- Born: Roger Anthony Glanville-Hicks 10 September 1950 (age 75) Melbourne, Australia
- Genres: Pop, rock, classical
- Occupation: Musician
- Instruments: Acoustic guitar; electric guitar; theorbo; lute;
- Years active: 1968–2013
- Formerly of: Zoot, Russell Morris Band

= Roger Glanville-Hicks =

Australian musician

Roger Anthony Glanville-Hicks (born 10 September 1950) is an Australian former rock and classical musician. As Roger Hicks, he was the lead guitarist in the pop group Zoot from 1968 to 1969 before relocating to Brisbane, where he joined another group, the Avengers. Hicks provided acoustic guitar for Russell Morris's first two singles, "The Real Thing" and "Part Three into Paper Walls" (both 1969) – both reached No. 1 on the Go-Set National Top 40 singles chart. Under his full name, he returned to his classical music origins, during the 1970s. He subsequently provided classical guitar for theatre productions, theorbo for ensemble performances and lute for films.

== Biography ==

Roger Anthony Glanville-Hicks was born in Melbourne on 10 September 1950 to Patricia ( Daley, c. 1921–1988) and Beric Glanville-Hicks (1917–2004), a medical doctor and former World War 2 army captain. He is the nephew of Australian composer Peggy Glanville-Hicks (1912–1990). Glanville-Hicks was raised in Toorak with two siblings and trained as a classical guitarist.

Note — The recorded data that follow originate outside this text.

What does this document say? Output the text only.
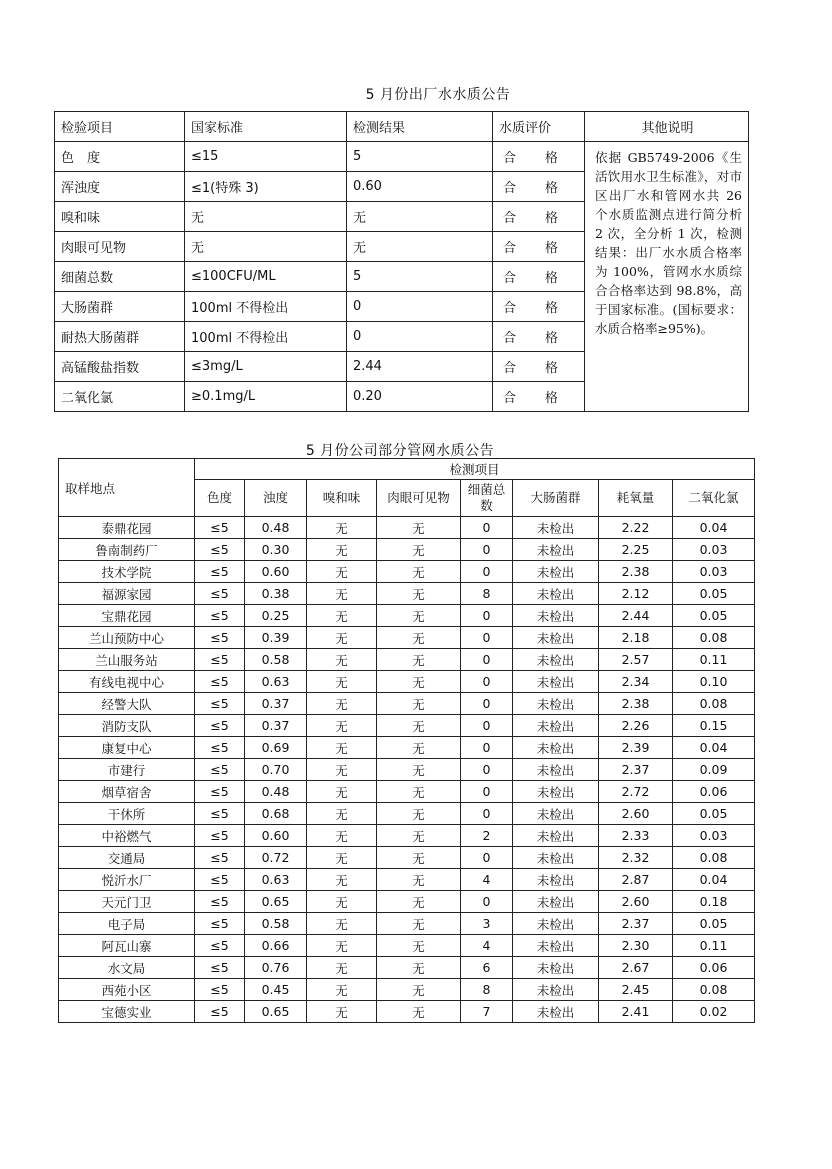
5 月份出厂水水质公告
检验项目	国家标准	检测结果	水质评价	其他说明
色　度	≤15	5	合　格	依据 GB5749-2006《生活饮用水卫生标准》，对市区出厂水和管网水共 26 个水质监测点进行简分析 2 次，全分析 1 次，检测结果：出厂水水质合格率为 100%，管网水水质综合合格率达到 98.8%，高于国家标准。(国标要求：水质合格率≥95%)。
浑浊度	≤1(特殊 3)	0.60	合　格	
嗅和味	无	无	合　格	
肉眼可见物	无	无	合　格	
细菌总数	≤100CFU/ML	5	合　格	
大肠菌群	100ml 不得检出	0	合　格	
耐热大肠菌群	100ml 不得检出	0	合　格	
高锰酸盐指数	≤3mg/L	2.44	合　格	
二氧化氯	≥0.1mg/L	0.20	合　格	
5 月份公司部分管网水质公告
取样地点	检测项目							
	色度	浊度	嗅和味	肉眼可见物	细菌总数	大肠菌群	耗氧量	二氧化氯
泰鼎花园	≤5	0.48	无	无	0	未检出	2.22	0.04
鲁南制药厂	≤5	0.30	无	无	0	未检出	2.25	0.03
技术学院	≤5	0.60	无	无	0	未检出	2.38	0.03
福源家园	≤5	0.38	无	无	8	未检出	2.12	0.05
宝鼎花园	≤5	0.25	无	无	0	未检出	2.44	0.05
兰山预防中心	≤5	0.39	无	无	0	未检出	2.18	0.08
兰山服务站	≤5	0.58	无	无	0	未检出	2.57	0.11
有线电视中心	≤5	0.63	无	无	0	未检出	2.34	0.10
经警大队	≤5	0.37	无	无	0	未检出	2.38	0.08
消防支队	≤5	0.37	无	无	0	未检出	2.26	0.15
康复中心	≤5	0.69	无	无	0	未检出	2.39	0.04
市建行	≤5	0.70	无	无	0	未检出	2.37	0.09
烟草宿舍	≤5	0.48	无	无	0	未检出	2.72	0.06
干休所	≤5	0.68	无	无	0	未检出	2.60	0.05
中裕燃气	≤5	0.60	无	无	2	未检出	2.33	0.03
交通局	≤5	0.72	无	无	0	未检出	2.32	0.08
悦沂水厂	≤5	0.63	无	无	4	未检出	2.87	0.04
天元门卫	≤5	0.65	无	无	0	未检出	2.60	0.18
电子局	≤5	0.58	无	无	3	未检出	2.37	0.05
阿瓦山寨	≤5	0.66	无	无	4	未检出	2.30	0.11
水文局	≤5	0.76	无	无	6	未检出	2.67	0.06
西苑小区	≤5	0.45	无	无	8	未检出	2.45	0.08
宝德实业	≤5	0.65	无	无	7	未检出	2.41	0.02
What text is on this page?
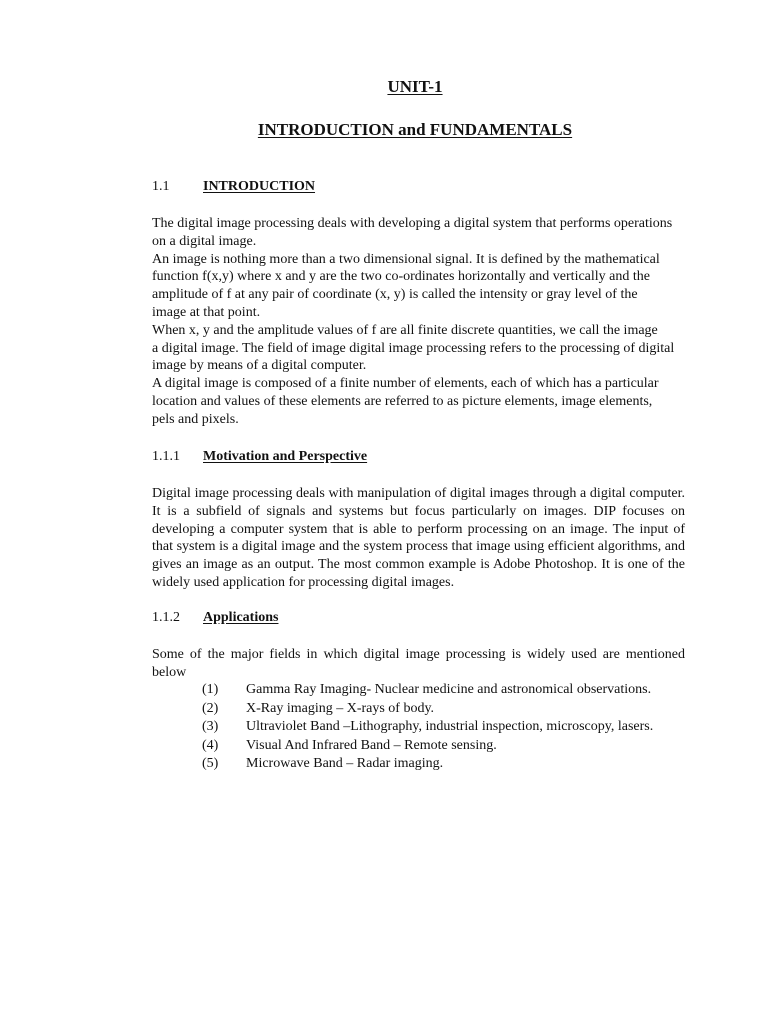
UNIT-1
INTRODUCTION and FUNDAMENTALS
1.1 INTRODUCTION
The digital image processing deals with developing a digital system that performs operations
on a digital image.
An image is nothing more than a two dimensional signal. It is defined by the mathematical
function f(x,y) where x and y are the two co-ordinates horizontally and vertically and the
amplitude of f at any pair of coordinate (x, y) is called the intensity or gray level of the
image at that point.
When x, y and the amplitude values of f are all finite discrete quantities, we call the image
a digital image. The field of image digital image processing refers to the processing of digital
image by means of a digital computer.
A digital image is composed of a finite number of elements, each of which has a particular
location and values of these elements are referred to as picture elements, image elements,
pels and pixels.
1.1.1 Motivation and Perspective

Digital image processing deals with manipulation of digital images through a digital computer. It is a subfield of signals and systems but focus particularly on images. DIP focuses on developing a computer system that is able to perform processing on an image. The input of that system is a digital image and the system process that image using efficient algorithms, and gives an image as an output. The most common example is Adobe Photoshop. It is one of the widely used application for processing digital images.

1.1.2 Applications

Some of the major fields in which digital image processing is widely used are mentioned below

(1) Gamma Ray Imaging- Nuclear medicine and astronomical observations.
(2) X-Ray imaging – X-rays of body.
(3) Ultraviolet Band –Lithography, industrial inspection, microscopy, lasers.
(4) Visual And Infrared Band – Remote sensing.
(5) Microwave Band – Radar imaging.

Australian pop rock group, Zoot had relocated from Adelaide to Melbourne in mid-1968 with the line-up of Beeb Birtles on vocals and bass guitar, Daryl Cotton on lead vocals and guitar, Ted Higgins on drums and Steve Stone on guitar. After they recorded their first single, "You Better Get Going Now", Higgins and Stone both returned to Adelaide. Glanville-Hicks replaced Stone and Rick Brewer replaced Higgins in September 1968. Their talent manager Wayne de Gruchy designed a publicity campaign, "Think Pink – Think Zoot", whereby all members wore pink. The guitarist was hospitalised in November 1968 after a traffic collision while he was travelling in Zoot's van. He was recorded on Zoot's next two singles, "One Times, Two Times, Three Times, Four" (January 1969) and "Monty and Me" (June) and the related extended play, 4 Shades of Pink (1969). Glanville-Hicks left Zoot in September 1969 due to his dissatisfaction with the ongoing "Think Pink" publicity campaign and was replaced on guitar by Rick Springfield.

Earlier in 1969, as a session musician, Glanville-Hicks performed the acoustic guitar introduction to Russell Morris's "The Real Thing" (1969), which became the most recognisable "hook" to the song. He also played all the acoustic guitar parts in Morris's follow up single, "Part Three into Paper Walls" (1969), which ends with a reprise of the opening statement from "The Real Thing". Both "The Real Thing" and "Part Three into Paper Walls" reached No. 1 on the Go-Set National Top 40 singles chart in Australia. He relocated to Brisbane where he joined the Avengers (sometimes referred to as Brisbane Avangers) alongside Julian Jones on vocals (ex-Breed), Keith Kerwin on guitar, Don Lebler on drums and Andy Tait on bass guitar.

He had worked on El Cimarrón, in 1976 at music festivals in Adelaide and Sydney. In October 1980 Glanville-Hicks provided classical guitar for the musical theatre production of El Cimarrón at Universal Theatre, North Fitzroy. In 1985 he was heard on Australian Broadcasting Corporation (ABC) radio's ABC-FM; he provided lute and chittarone (large lute-like instrument) for visiting tenor Gerald English. Glanville-Hicks also performed in ensembles providing theorbo, a Baroque musical instrument. The musician played theorbo for The 43rd Intervarsity Choral Festival, Hobart as a member of a chamber orchestra in 1992 and for "A Purcell Celebration" at Xavier College Chapel, Kew in 1995. He provided lute for Paul Cox's feature film Innocence (2000). The musician had met the director when both lived in the same village in southern France, "Cox thought a lute might add variety and interest to the score." Glanville-Hicks took the minor role of "Lute Player" in the director's film Human Touch (2004) and Antwan in Cox's short film To Music (2013).